Photography by Lara Blair
February 1st, 2015

OpheliaOphelia walks slowly across the living room to the kitchen. She gives me that stare that says, “Feed me now!” So I open a new can of food – a different flavor than yesterday’s food, which she decided she no longer likes – and put it in front of her. A cursory sniff and she starts to walk off, then comes back and glares at me again. “Don’t tell me that’s all you have?” she seems to say.

So I heat her food in the microwave, stir it up, and try again. This time she takes a tentative lick at it and eats about three or four mouthfuls, than slinks off on arthritic limbs to curl up on her heating pad, which is where she spends about 23 hours a day.

Ophelia is my sick, old, cranky cat. When I found her as a feral they guessed she was 11 months old, but my current veterinarian thinks they underestimated by several years, possibly because she’s so small. She tested positive for feline leukemia (FELV), so I knew no one else would want her (not to mention the cranky part, which was more pronounced in her immediate post-feral days). So I took her in, and we’ve had a wonderful love/cranky relationship for the past nine years.

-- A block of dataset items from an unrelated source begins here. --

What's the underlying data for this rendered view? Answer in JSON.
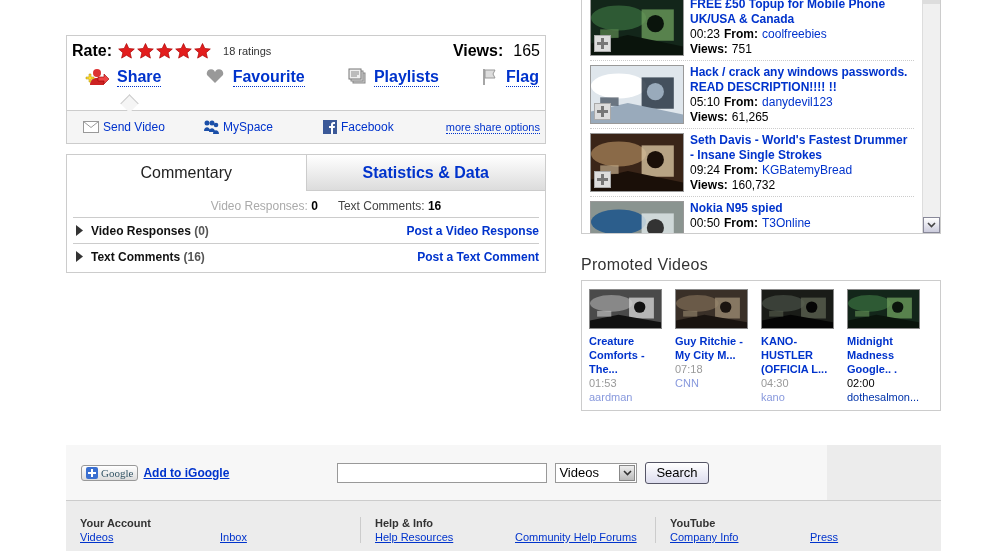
{
  "rating": {
    "label": "Rate:",
    "stars": 5,
    "count": "18 ratings"
  },
  "views": {
    "label": "Views:",
    "value": "165"
  },
  "actions": [
    {
      "label": "Share",
      "selected": true
    },
    {
      "label": "Favourite",
      "selected": false
    },
    {
      "label": "Playlists",
      "selected": false
    },
    {
      "label": "Flag",
      "selected": false
    }
  ],
  "share_options": [
    {
      "label": "Send Video"
    },
    {
      "label": "MySpace"
    },
    {
      "label": "Facebook"
    }
  ],
  "more_share": "more share options",
  "comment_tabs": [
    {
      "label": "Commentary",
      "selected": true
    },
    {
      "label": "Statistics & Data",
      "selected": false
    }
  ],
  "summary": [
    {
      "label": "Video Responses:",
      "value": "0",
      "dimmed": true
    },
    {
      "label": "Text Comments:",
      "value": "16",
      "dimmed": false
    }
  ],
  "sections": [
    {
      "title": "Video Responses",
      "count": "(0)",
      "expanded": false,
      "action": "Post a Video Response"
    },
    {
      "title": "Text Comments",
      "count": "(16)",
      "expanded": false,
      "action": "Post a Text Comment"
    }
  ],
  "related": [
    {
      "title": "FREE £50 Topup for Mobile Phone UK/USA & Canada",
      "duration": "00:23",
      "from_label": "From:",
      "user": "coolfreebies",
      "views_label": "Views:",
      "views": "751"
    },
    {
      "title": "Hack / crack any windows passwords. READ DESCRIPTION!!!! !!",
      "duration": "05:10",
      "from_label": "From:",
      "user": "danydevil123",
      "views_label": "Views:",
      "views": "61,265"
    },
    {
      "title": "Seth Davis - World's Fastest Drummer - Insane Single Strokes",
      "duration": "09:24",
      "from_label": "From:",
      "user": "KGBatemyBread",
      "views_label": "Views:",
      "views": "160,732"
    },
    {
      "title": "Nokia N95 spied",
      "duration": "00:50",
      "from_label": "From:",
      "user": "T3Online"
    }
  ],
  "promoted": {
    "title": "Promoted Videos",
    "items": [
      {
        "title": "Creature Comforts - The...",
        "duration": "01:53",
        "user": "aardman",
        "faded": true
      },
      {
        "title": "Guy Ritchie - My City M...",
        "duration": "07:18",
        "user": "CNN",
        "faded": true
      },
      {
        "title": "KANO- HUSTLER (OFFICIA L...",
        "duration": "04:30",
        "user": "kano",
        "faded": true
      },
      {
        "title": "Midnight Madness Google.. .",
        "duration": "02:00",
        "user": "dothesalmon...",
        "faded": false
      }
    ]
  },
  "footer": {
    "google_button": "Google",
    "add_link": "Add to iGoogle",
    "category": "Videos",
    "search_button": "Search",
    "columns": [
      {
        "heading": "Your Account",
        "links": [
          "Videos",
          "Inbox"
        ]
      },
      {
        "heading": "Help & Info",
        "links": [
          "Help Resources",
          "Community Help Forums"
        ]
      },
      {
        "heading": "YouTube",
        "links": [
          "Company Info",
          "Press"
        ]
      }
    ]
  }
}
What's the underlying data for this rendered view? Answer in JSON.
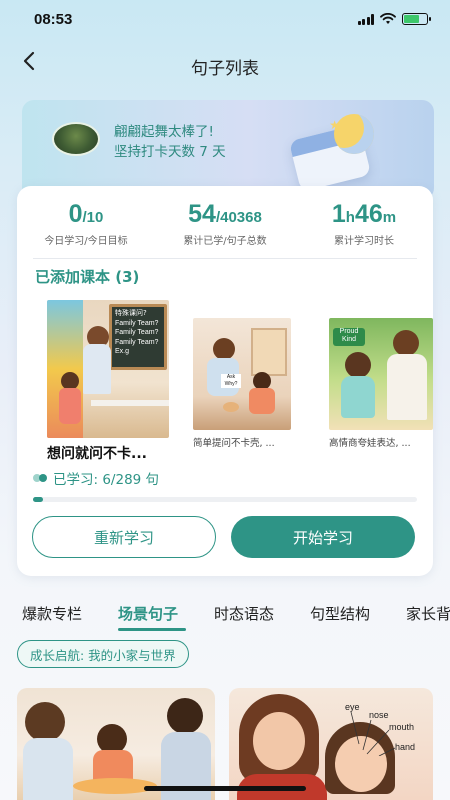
{
  "status_bar": {
    "time": "08:53"
  },
  "nav": {
    "title": "句子列表"
  },
  "banner": {
    "line1": "翩翩起舞太棒了!",
    "line2": "坚持打卡天数 7 天"
  },
  "stats": [
    {
      "value": "0",
      "unit": "/10",
      "label": "今日学习/今日目标"
    },
    {
      "value": "54",
      "unit": "/40368",
      "label": "累计已学/句子总数"
    },
    {
      "value": "1",
      "unit_h": "h",
      "value2": "46",
      "unit_m": "m",
      "label": "累计学习时长"
    }
  ],
  "added_books": {
    "title": "已添加课本 (3)",
    "items": [
      {
        "caption": "想问就问不卡...",
        "board_title": "特殊课问?",
        "board_lines": [
          "Family Team?",
          "Family Team?",
          "Family Team?",
          "Ex.g"
        ]
      },
      {
        "caption": "简单提问不卡壳, ...",
        "sign": "Ask Why?"
      },
      {
        "caption": "高情商夸娃表达, ...",
        "badge": "Proud Kind"
      }
    ]
  },
  "progress": {
    "text": "已学习: 6/289 句",
    "learned": 6,
    "total": 289
  },
  "buttons": {
    "restart": "重新学习",
    "start": "开始学习"
  },
  "tabs": [
    "爆款专栏",
    "场景句子",
    "时态语态",
    "句型结构",
    "家长背"
  ],
  "active_tab": 1,
  "chip": "成长启航: 我的小家与世界",
  "tile_labels": [
    "eye",
    "nose",
    "mouth",
    "hand"
  ],
  "colors": {
    "accent": "#2e9486",
    "banner_text": "#2f8a80"
  }
}
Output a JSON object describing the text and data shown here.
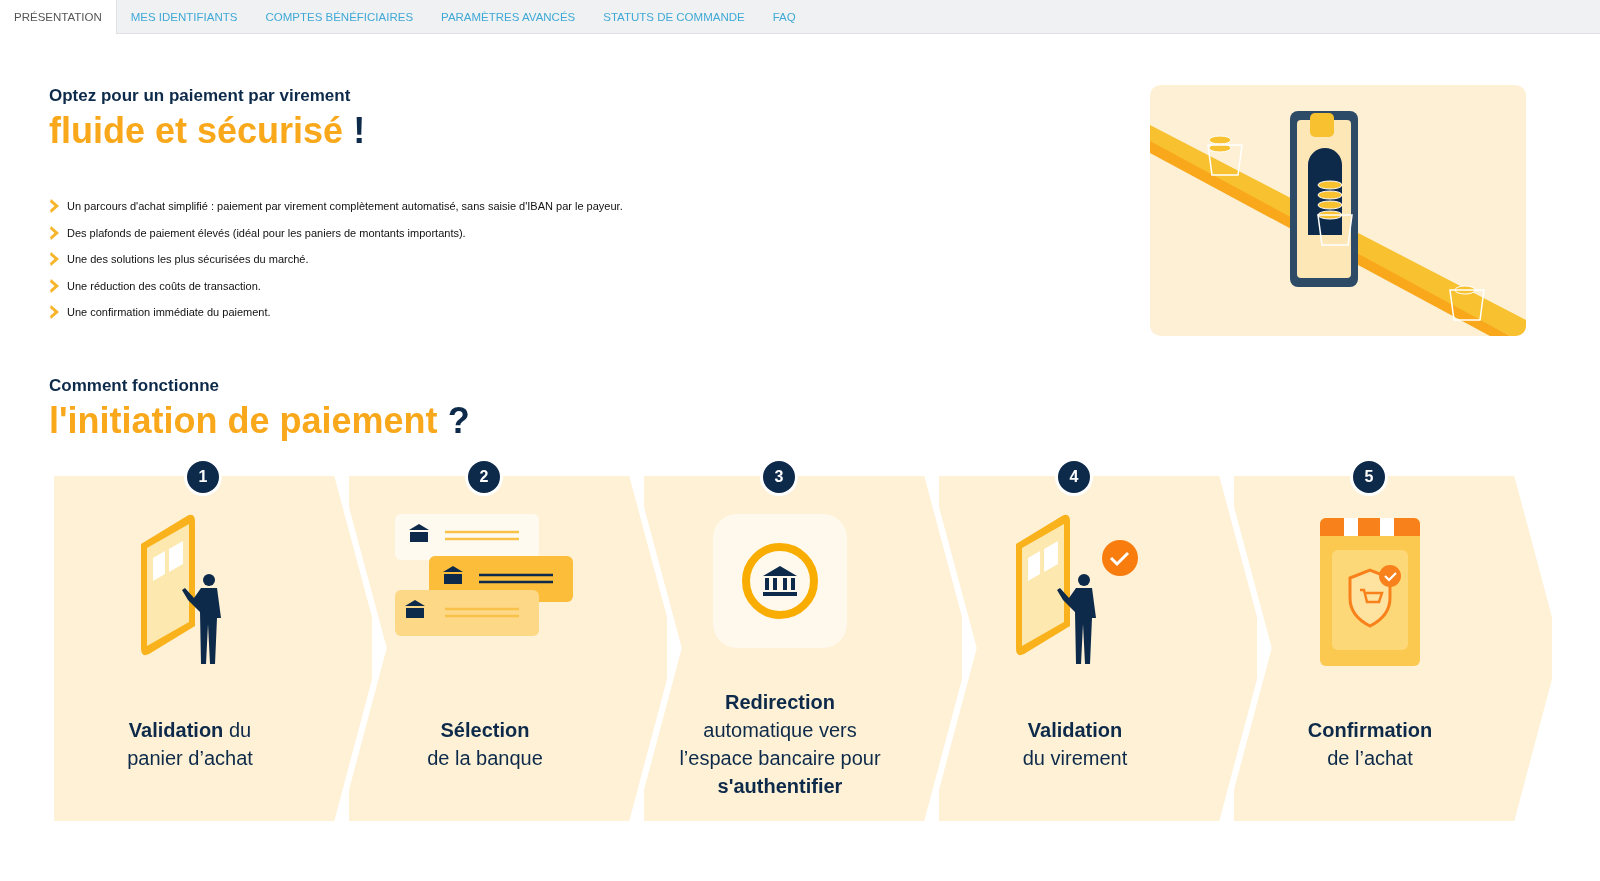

But about a year ago Ophelia started throwing up a lot and becoming really picky with her food. We ran every test under the sun and they all turned out great, with the exception of a minor heart murmur (we went to the kitty cardiologist to get that checked out, and $1,000+ later he assured us that her other health issues would catch up to her before her heart gave out). So with a tentative diagnosis of irritated bowel disease or lymphoma, we started to play the “wait-and-see” game to watch for any changes that would give us a better indication of what was going on.

I kept buying different kinds of foods and finally found that a grain-free canned food seemed to help the throwing up, but she still couldn’t eat too much at a time so she had to eat frequently. I found myself getting up two to three times a night to feed her. I’ve been pretty tired for the past year.

Ophelia

Ophelia basking in the sun

Maybe because it’s been so slow I haven’t noticed it, but she seems to be eating less and less, and at her last annual exam she’d lost another half a pound (she was only six and a half pounds to begin with). So every day I open can after can of cat food trying to find something she’ll eat, and I end up throwing out most of it because if it sits there for more than an hour or so she doesn’t want it anymore (same if the can’s been open for a while).

And all this while I ask myself, “Is it time? When will I know if it’s time?”

I think most compassionate pet owners ask themselves that question at some point. Their beloved friend is getting old, maybe they have some health issues and they just don’t seem to have the same pep they used to. Are they just slowing down or are they in pain? How can we know the true extent of their suffering?

We can’t, so we have to watch their behavior for changes that indicate they may not be feeling well, and trust our veterinarian to assess their health and be honest with us about their quality of life.

Quality of life. It’s a term we use to assess our pet’s well-being and decide when and whether to help them by ending their suffering. It’s a subjective analysis because we all have different feelings about how much suffering is “enough,” and even whether it’s appropriate to intervene to end a pet’s life humanely.

My approach to humane euthanasia has changed over my lifetime. When I was 28 my cat, Snowflake, was diagnosed with kidney failure. He was 18 and I’d had him since I was ten. He was the first cat that my family adopted that was “mine,” so you can imagine how special he was to me.

I left Snowflake at the vet’s office so they could give him IV fluids. I would do anything to keep him alive so I didn’t have to face losing him. I couldn’t even ask that question, “Is it time?”

Ophelia sleeping

As Ophelia ages she sleeps more and more

My veterinarian had to remind me that Snowflake was suffering. He suggested that we put him to sleep while he was still conscious enough to recognize me. I balled and balled and balled, for hours and for days. It was so hard to say goodbye.

I’ve faced this decision many times since then, and while it never gets easier, it has become more clear to me when the time is right to let go. I don’t like to see my pets suffer, and I recognize that by holding on to them for one more day or week or month I’m being selfish. I’m the one who is going to feel the loss when they’re gone, and I don’t want to face that. Sometimes letting go is the kindest and most selfless acts of love you can give to your pet at the end of their life.

Ophelia is still hanging in there. She’s a fighter, which is probably how she survived so long as a feral, despite her petite size. Sometimes I stop my busy-frantic-have-to-get-things-done running around and just sit on the couch so I can spend some time with her. Her motor starts running when I pet her – gently, because of the arthritis – and sometimes she starts to drool (did I mention that she had all her teeth removed due to gingivitis?). I want to spend as much quality time with her as I can, so that when the time comes I can let her go and we can both be at peace.